Anda di halaman 1dari 2

Senin,19 agustus 2019

Biasan Spektrum
Aku kiriru kyriel, cowok pendiam yang kelewat realis sehingga terlalu malas berfantasi.
Namun awal pekan ini Fantasi mengganggu ku.Pulas tidurku dibangunkan alarm gadget yang berisik
saat waktunya untuk bernyanyi.Aku pun terbangun dan melihat kearah atap kaca yang masih gelap
dengan dipenuhi kilauan cahaya bintang yang cantik menemani bulan yang kesepian dalam dingin.
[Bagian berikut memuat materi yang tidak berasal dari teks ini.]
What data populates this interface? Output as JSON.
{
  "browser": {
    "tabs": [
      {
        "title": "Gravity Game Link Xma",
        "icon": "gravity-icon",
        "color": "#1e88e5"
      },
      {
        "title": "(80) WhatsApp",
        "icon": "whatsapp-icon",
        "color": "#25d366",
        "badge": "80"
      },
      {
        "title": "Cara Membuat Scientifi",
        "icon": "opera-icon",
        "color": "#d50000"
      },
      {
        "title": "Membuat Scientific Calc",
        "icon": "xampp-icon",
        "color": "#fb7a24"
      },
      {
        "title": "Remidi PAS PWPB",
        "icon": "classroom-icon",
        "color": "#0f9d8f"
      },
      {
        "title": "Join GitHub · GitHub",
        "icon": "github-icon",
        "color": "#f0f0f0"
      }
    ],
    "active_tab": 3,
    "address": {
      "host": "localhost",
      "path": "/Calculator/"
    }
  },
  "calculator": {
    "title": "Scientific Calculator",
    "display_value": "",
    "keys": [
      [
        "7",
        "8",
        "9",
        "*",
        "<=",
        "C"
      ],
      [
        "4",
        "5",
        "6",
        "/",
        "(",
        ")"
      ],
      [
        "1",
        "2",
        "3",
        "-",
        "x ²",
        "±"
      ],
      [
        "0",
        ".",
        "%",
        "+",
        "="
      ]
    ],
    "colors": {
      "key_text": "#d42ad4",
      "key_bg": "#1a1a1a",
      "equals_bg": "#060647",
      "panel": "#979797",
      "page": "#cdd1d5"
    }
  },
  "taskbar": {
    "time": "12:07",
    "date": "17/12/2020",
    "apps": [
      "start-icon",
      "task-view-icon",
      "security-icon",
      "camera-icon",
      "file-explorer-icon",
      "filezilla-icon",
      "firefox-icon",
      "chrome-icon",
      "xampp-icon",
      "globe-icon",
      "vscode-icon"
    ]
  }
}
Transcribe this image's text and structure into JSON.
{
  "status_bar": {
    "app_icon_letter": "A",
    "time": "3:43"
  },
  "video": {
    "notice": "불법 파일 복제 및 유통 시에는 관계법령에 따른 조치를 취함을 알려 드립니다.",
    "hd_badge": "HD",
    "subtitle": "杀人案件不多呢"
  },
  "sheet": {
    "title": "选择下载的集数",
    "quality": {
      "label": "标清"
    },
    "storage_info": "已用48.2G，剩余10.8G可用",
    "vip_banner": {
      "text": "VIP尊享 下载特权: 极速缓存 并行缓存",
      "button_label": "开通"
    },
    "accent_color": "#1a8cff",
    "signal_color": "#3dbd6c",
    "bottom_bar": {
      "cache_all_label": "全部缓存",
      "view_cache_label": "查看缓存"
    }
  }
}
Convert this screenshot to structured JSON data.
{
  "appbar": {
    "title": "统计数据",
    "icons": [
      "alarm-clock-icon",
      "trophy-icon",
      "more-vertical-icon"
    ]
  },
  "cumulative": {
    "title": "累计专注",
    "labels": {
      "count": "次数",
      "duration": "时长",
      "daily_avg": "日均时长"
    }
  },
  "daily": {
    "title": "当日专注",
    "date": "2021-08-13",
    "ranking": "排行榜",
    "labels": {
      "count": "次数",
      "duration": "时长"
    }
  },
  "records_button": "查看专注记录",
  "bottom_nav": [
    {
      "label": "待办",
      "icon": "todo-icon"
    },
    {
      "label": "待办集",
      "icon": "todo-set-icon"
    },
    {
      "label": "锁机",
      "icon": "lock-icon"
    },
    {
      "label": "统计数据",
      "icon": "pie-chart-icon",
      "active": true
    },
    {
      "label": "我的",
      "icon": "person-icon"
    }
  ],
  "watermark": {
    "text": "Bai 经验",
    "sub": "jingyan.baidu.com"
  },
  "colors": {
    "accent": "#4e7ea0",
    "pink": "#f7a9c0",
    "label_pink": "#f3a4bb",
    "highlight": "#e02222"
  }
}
Tanpa sadar ragaku melayang ke angkasa menuju satu bintang yang bercoret sebuah nama yang
tersamarkan debu serpihan dari bintang yang berbentuk setengah hati. Entah apa maksudnya ini
tapi aku merasa terbangun lagi, dengan sekejap aku sadar bahwa itu hanyalah bunga tidur yang
aneh seperti biasa. Memiliki makna atau tidak,aku tidak paham karena orang yang kelewat realistis
mana mungkin memikirkan hal penuh fantasi seperti itu. Tapi, entah kenapa mimpi itu selalu ada
disetiap langit diatasku bak awan yang selalu menantap dari atas kepalaku dan membuatku
terbayang akan paras indahnya aurora yang berkibar di langit kutub. Siapa dia......? Apakah aku
mengenal aurora itu....?. Hal gila ini membuatku kehilangan fokus di sekolah sampai-sampai badanku
terpaku dan otakku bekerja ekstra dibuatnya. Hingga sekolah usai pun aku bahkan tak beranjak dari
tahta kebesaranku di ujung kelas.
Lalu seorang guru kesenian, Pak Koijima menghampiriku “Nak, ditunggu orang tuamu di
depan lho. Kenapa kamu bengong?” hal itu mengejutkan tubuh kakuku sehingga membuatnya
lemas. “owh iya pak, terimakasih” jawabku lirih lemas,karena otakku hanya terikat pada aurora itu.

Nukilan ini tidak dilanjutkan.